私なんかを好きになっても、何も返せないというのに…―。
きっと、誰かから好意を寄せて貰える事ってとても光栄な事なのだろう。それだけ自分には何かしらの魅力があるという裏付けでもある訳だから、もっと素直に喜ぶべきなのだと思う。だけど私は、昔からどうも告白を受ける事が苦手だ。告白をされる度に困惑してしまうし、何より自分の欠落した部分が浮き彫りになる感覚がして惨めになる。
実際に今まさにこの瞬間、自分が惨めに感じて仕方がないし、早くこの時間が終わって欲しいと願っている。できる事なら何も言わずにここを立ち去って逃亡してしまいたいくらいだ。

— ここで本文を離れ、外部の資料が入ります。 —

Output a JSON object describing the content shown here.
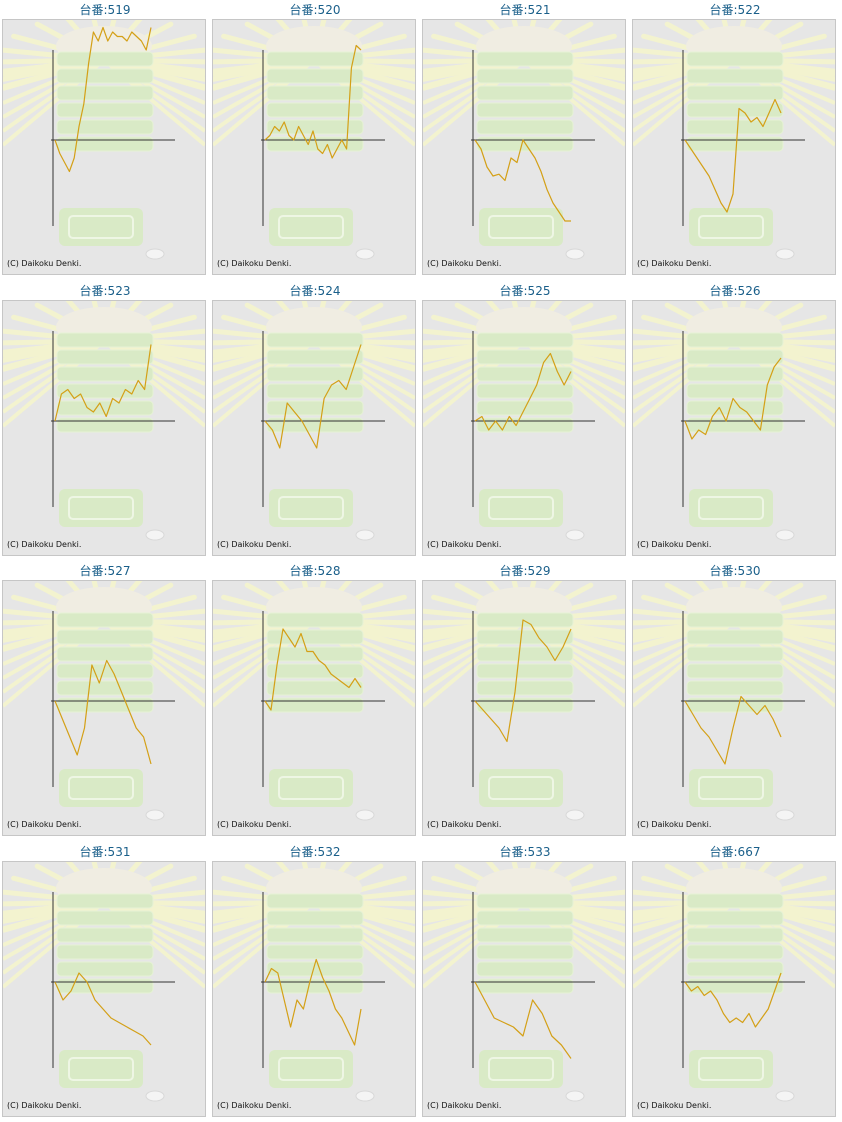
{
  "label_prefix": "台番:",
  "copyright": "(C) Daikoku Denki.",
  "colors": {
    "line": "#d4a017",
    "axis": "#333333",
    "background": "#e6e6e6",
    "frame_border": "#c6c6c6",
    "title": "#1a5f8a"
  },
  "chart_data": [
    {
      "type": "line",
      "title": "519",
      "y": [
        0,
        -15,
        -25,
        -35,
        -20,
        15,
        40,
        85,
        120,
        110,
        125,
        110,
        120,
        115,
        115,
        110,
        120,
        115,
        110,
        100,
        125
      ]
    },
    {
      "type": "line",
      "title": "520",
      "y": [
        0,
        5,
        15,
        10,
        20,
        5,
        0,
        15,
        5,
        -5,
        10,
        -10,
        -15,
        -5,
        -20,
        -10,
        0,
        -10,
        80,
        105,
        100
      ]
    },
    {
      "type": "line",
      "title": "521",
      "y": [
        0,
        -10,
        -30,
        -40,
        -38,
        -45,
        -20,
        -25,
        0,
        -10,
        -20,
        -35,
        -55,
        -70,
        -80,
        -90,
        -90
      ]
    },
    {
      "type": "line",
      "title": "522",
      "y": [
        0,
        -10,
        -20,
        -30,
        -40,
        -55,
        -70,
        -80,
        -60,
        35,
        30,
        20,
        25,
        15,
        30,
        45,
        30
      ]
    },
    {
      "type": "line",
      "title": "523",
      "y": [
        0,
        30,
        35,
        25,
        30,
        15,
        10,
        20,
        5,
        25,
        20,
        35,
        30,
        45,
        35,
        85
      ]
    },
    {
      "type": "line",
      "title": "524",
      "y": [
        0,
        -10,
        -30,
        20,
        10,
        0,
        -15,
        -30,
        25,
        40,
        45,
        35,
        60,
        85
      ]
    },
    {
      "type": "line",
      "title": "525",
      "y": [
        0,
        5,
        -10,
        0,
        -10,
        5,
        -5,
        10,
        25,
        40,
        65,
        75,
        55,
        40,
        55
      ]
    },
    {
      "type": "line",
      "title": "526",
      "y": [
        0,
        -20,
        -10,
        -15,
        5,
        15,
        0,
        25,
        15,
        10,
        0,
        -10,
        40,
        60,
        70
      ]
    },
    {
      "type": "line",
      "title": "527",
      "y": [
        0,
        -20,
        -40,
        -60,
        -30,
        40,
        20,
        45,
        30,
        10,
        -10,
        -30,
        -40,
        -70
      ]
    },
    {
      "type": "line",
      "title": "528",
      "y": [
        0,
        -10,
        40,
        80,
        70,
        60,
        75,
        55,
        55,
        45,
        40,
        30,
        25,
        20,
        15,
        25,
        15
      ]
    },
    {
      "type": "line",
      "title": "529",
      "y": [
        0,
        -10,
        -20,
        -30,
        -45,
        10,
        90,
        85,
        70,
        60,
        45,
        60,
        80
      ]
    },
    {
      "type": "line",
      "title": "530",
      "y": [
        0,
        -15,
        -30,
        -40,
        -55,
        -70,
        -30,
        5,
        -5,
        -15,
        -5,
        -20,
        -40
      ]
    },
    {
      "type": "line",
      "title": "531",
      "y": [
        0,
        -20,
        -10,
        10,
        0,
        -20,
        -30,
        -40,
        -45,
        -50,
        -55,
        -60,
        -70
      ]
    },
    {
      "type": "line",
      "title": "532",
      "y": [
        0,
        15,
        10,
        -20,
        -50,
        -20,
        -30,
        0,
        25,
        5,
        -10,
        -30,
        -40,
        -55,
        -70,
        -30
      ]
    },
    {
      "type": "line",
      "title": "533",
      "y": [
        0,
        -20,
        -40,
        -45,
        -50,
        -60,
        -20,
        -35,
        -60,
        -70,
        -85
      ]
    },
    {
      "type": "line",
      "title": "667",
      "y": [
        0,
        -10,
        -5,
        -15,
        -10,
        -20,
        -35,
        -45,
        -40,
        -45,
        -35,
        -50,
        -40,
        -30,
        -10,
        10
      ]
    }
  ]
}
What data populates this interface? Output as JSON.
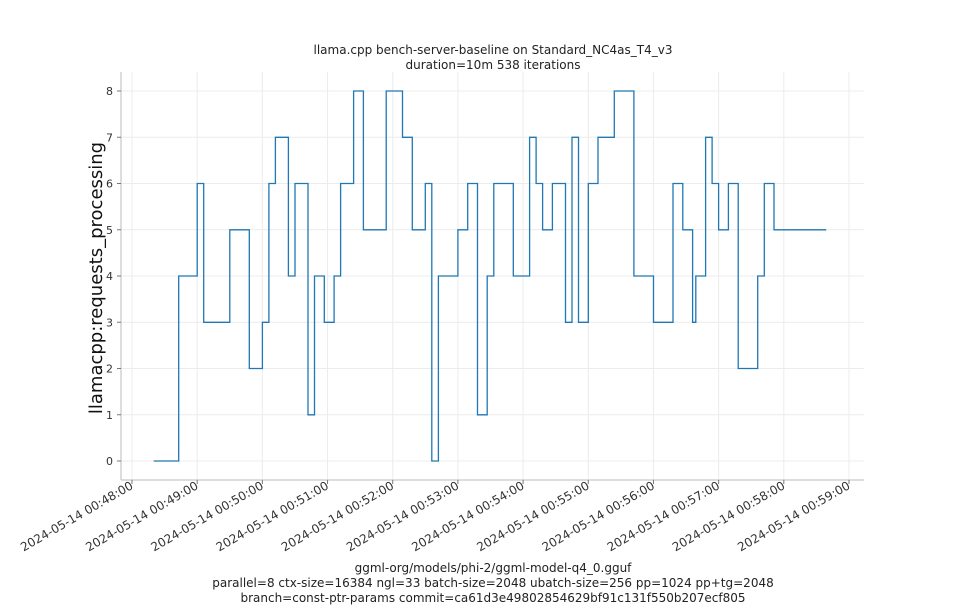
{
  "chart_data": {
    "type": "line",
    "title": "llama.cpp bench-server-baseline on Standard_NC4as_T4_v3",
    "subtitle": "duration=10m 538 iterations",
    "xlabel": "",
    "ylabel": "llamacpp:requests_processing",
    "footer_lines": [
      "ggml-org/models/phi-2/ggml-model-q4_0.gguf",
      "parallel=8 ctx-size=16384 ngl=33 batch-size=2048 ubatch-size=256 pp=1024 pp+tg=2048",
      "branch=const-ptr-params commit=ca61d3e49802854629bf91c131f550b207ecf805"
    ],
    "x_axis_type": "datetime",
    "xlim": [
      "2024-05-14 00:48:00",
      "2024-05-14 00:59:00"
    ],
    "xtick_labels": [
      "2024-05-14 00:48:00",
      "2024-05-14 00:49:00",
      "2024-05-14 00:50:00",
      "2024-05-14 00:51:00",
      "2024-05-14 00:52:00",
      "2024-05-14 00:53:00",
      "2024-05-14 00:54:00",
      "2024-05-14 00:55:00",
      "2024-05-14 00:56:00",
      "2024-05-14 00:57:00",
      "2024-05-14 00:58:00",
      "2024-05-14 00:59:00"
    ],
    "ylim": [
      0,
      8
    ],
    "ytick_labels": [
      "0",
      "1",
      "2",
      "3",
      "4",
      "5",
      "6",
      "7",
      "8"
    ],
    "grid": true,
    "line_color": "#1f77b4",
    "series": [
      {
        "x": [
          "2024-05-14 00:48:20",
          "2024-05-14 00:48:40",
          "2024-05-14 00:48:43",
          "2024-05-14 00:48:48",
          "2024-05-14 00:49:00",
          "2024-05-14 00:49:06",
          "2024-05-14 00:49:30",
          "2024-05-14 00:49:48",
          "2024-05-14 00:49:54",
          "2024-05-14 00:50:00",
          "2024-05-14 00:50:06",
          "2024-05-14 00:50:12",
          "2024-05-14 00:50:24",
          "2024-05-14 00:50:30",
          "2024-05-14 00:50:42",
          "2024-05-14 00:50:48",
          "2024-05-14 00:50:57",
          "2024-05-14 00:51:06",
          "2024-05-14 00:51:12",
          "2024-05-14 00:51:24",
          "2024-05-14 00:51:33",
          "2024-05-14 00:51:42",
          "2024-05-14 00:51:54",
          "2024-05-14 00:52:00",
          "2024-05-14 00:52:09",
          "2024-05-14 00:52:18",
          "2024-05-14 00:52:24",
          "2024-05-14 00:52:30",
          "2024-05-14 00:52:36",
          "2024-05-14 00:52:42",
          "2024-05-14 00:52:48",
          "2024-05-14 00:53:00",
          "2024-05-14 00:53:09",
          "2024-05-14 00:53:18",
          "2024-05-14 00:53:27",
          "2024-05-14 00:53:33",
          "2024-05-14 00:53:39",
          "2024-05-14 00:53:51",
          "2024-05-14 00:54:06",
          "2024-05-14 00:54:12",
          "2024-05-14 00:54:18",
          "2024-05-14 00:54:27",
          "2024-05-14 00:54:39",
          "2024-05-14 00:54:45",
          "2024-05-14 00:54:51",
          "2024-05-14 00:55:00",
          "2024-05-14 00:55:09",
          "2024-05-14 00:55:18",
          "2024-05-14 00:55:24",
          "2024-05-14 00:55:30",
          "2024-05-14 00:55:42",
          "2024-05-14 00:56:00",
          "2024-05-14 00:56:18",
          "2024-05-14 00:56:27",
          "2024-05-14 00:56:36",
          "2024-05-14 00:56:39",
          "2024-05-14 00:56:48",
          "2024-05-14 00:56:54",
          "2024-05-14 00:57:00",
          "2024-05-14 00:57:09",
          "2024-05-14 00:57:18",
          "2024-05-14 00:57:24",
          "2024-05-14 00:57:36",
          "2024-05-14 00:57:42",
          "2024-05-14 00:57:51",
          "2024-05-14 00:58:00",
          "2024-05-14 00:58:09",
          "2024-05-14 00:58:18",
          "2024-05-14 00:58:27",
          "2024-05-14 00:58:33",
          "2024-05-14 00:58:39"
        ],
        "values": [
          0,
          0,
          4,
          4,
          6,
          3,
          5,
          2,
          2,
          3,
          6,
          7,
          4,
          6,
          1,
          4,
          3,
          4,
          6,
          8,
          5,
          5,
          8,
          8,
          7,
          5,
          5,
          6,
          0,
          4,
          4,
          5,
          6,
          1,
          4,
          6,
          6,
          4,
          7,
          6,
          5,
          6,
          3,
          7,
          3,
          6,
          7,
          7,
          8,
          8,
          4,
          3,
          6,
          5,
          3,
          4,
          7,
          6,
          5,
          6,
          2,
          2,
          4,
          6,
          5,
          5,
          5,
          5,
          5,
          5,
          5
        ]
      }
    ]
  }
}
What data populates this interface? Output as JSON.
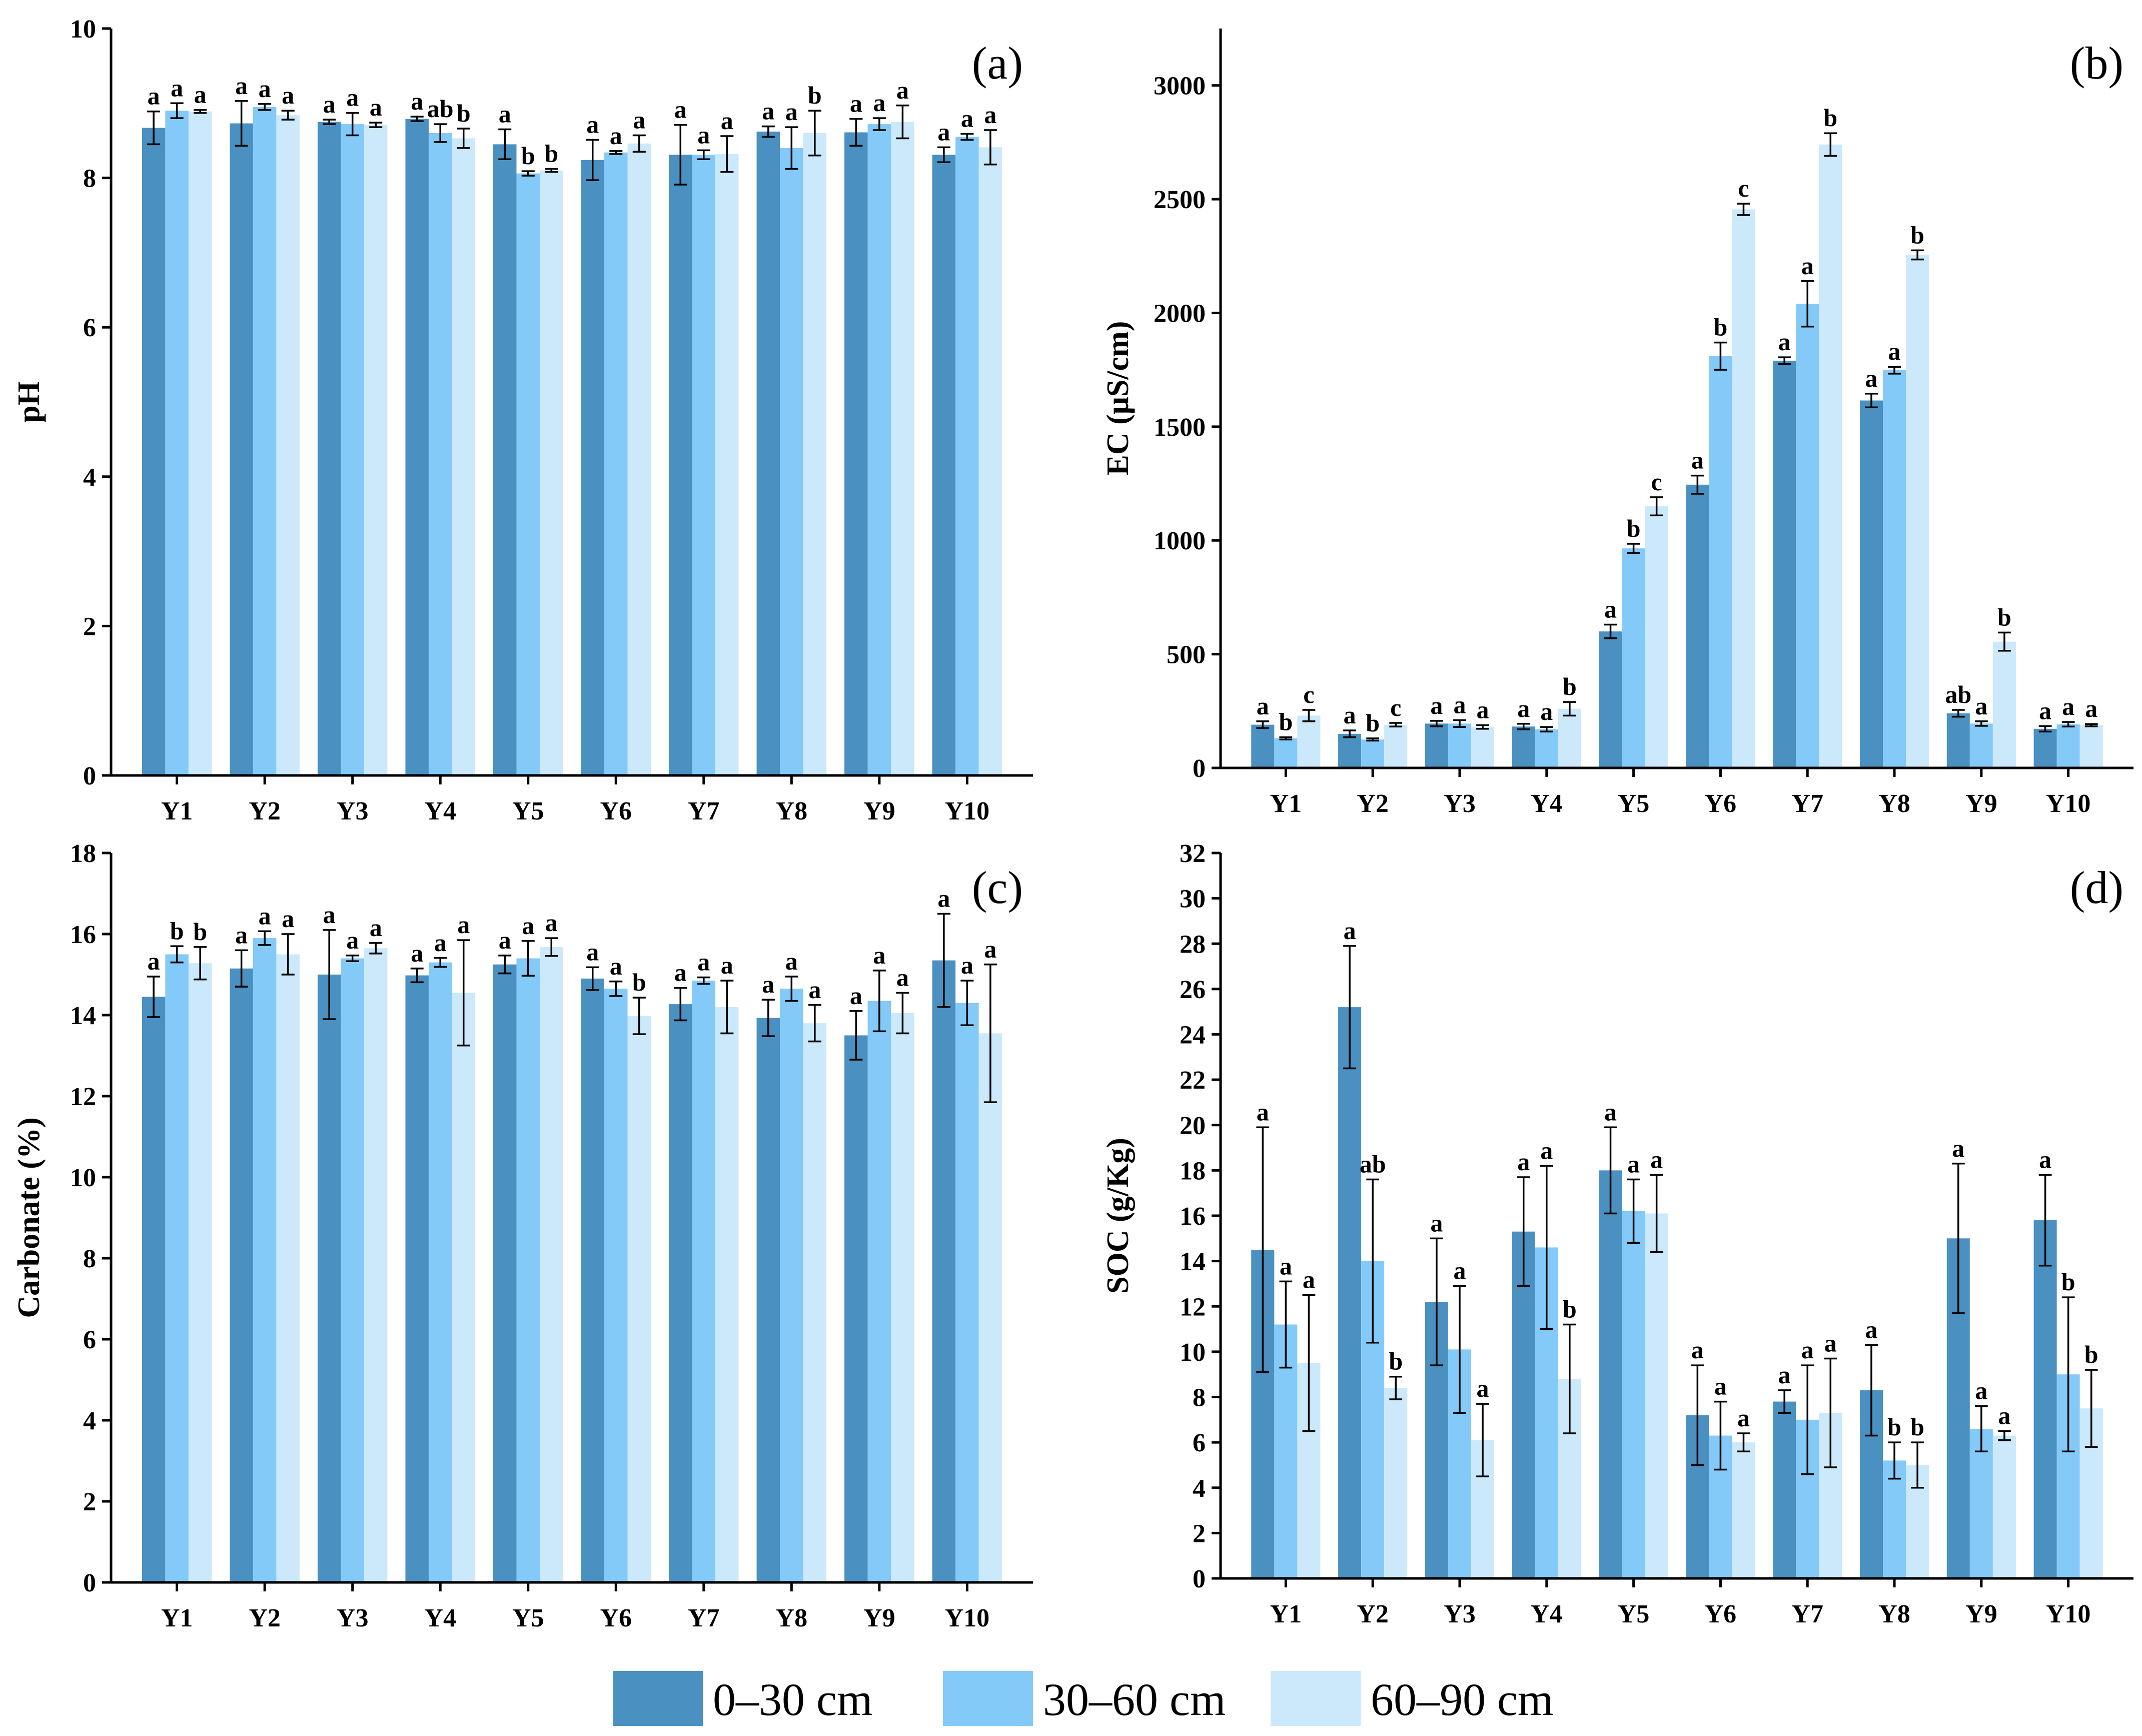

水野先輩は依然として「告白を断る理由」とやらを待っている。それを私が語るまではこの嫌な空気が収束する気配はなさそうだ。
「何で付き合えないの?俺のこと嫌い?」
「いいえ、違います」
「それじゃあ、他に好きな奴がいるとか?」
「それも違います」
「もしかして、既に恋人が…「分からないんです」」
怒涛の問い掛けに追い詰められている気分がして相手の声を遮断する様に開口すれば、相手が微かに目を見開いた。
空いている手が無意識にスカートの生地をぎゅっと握っていた。気づかれない程度に深く息を漏らした後、私に想いを寄せてくれているらしい相手を真っ直ぐに射抜いた。
「分からないんです。好きとか愛しているとか、そういう感情を生まれてから一度も覚えた事がないんです」
自分の欠落している箇所をわざわざ口に出して説明しなくちゃいけないなんて最悪だ。そう思った。
「だから水野先輩とお付き合いできません、ごめんなさい」
改めて告白を断った自分の肌を撫でる風は、ついさっきまで春を知らせるようで心地よかったはずなのに今は惨めな気持ちになる私の心を余計に冷やすだけの物になっていた。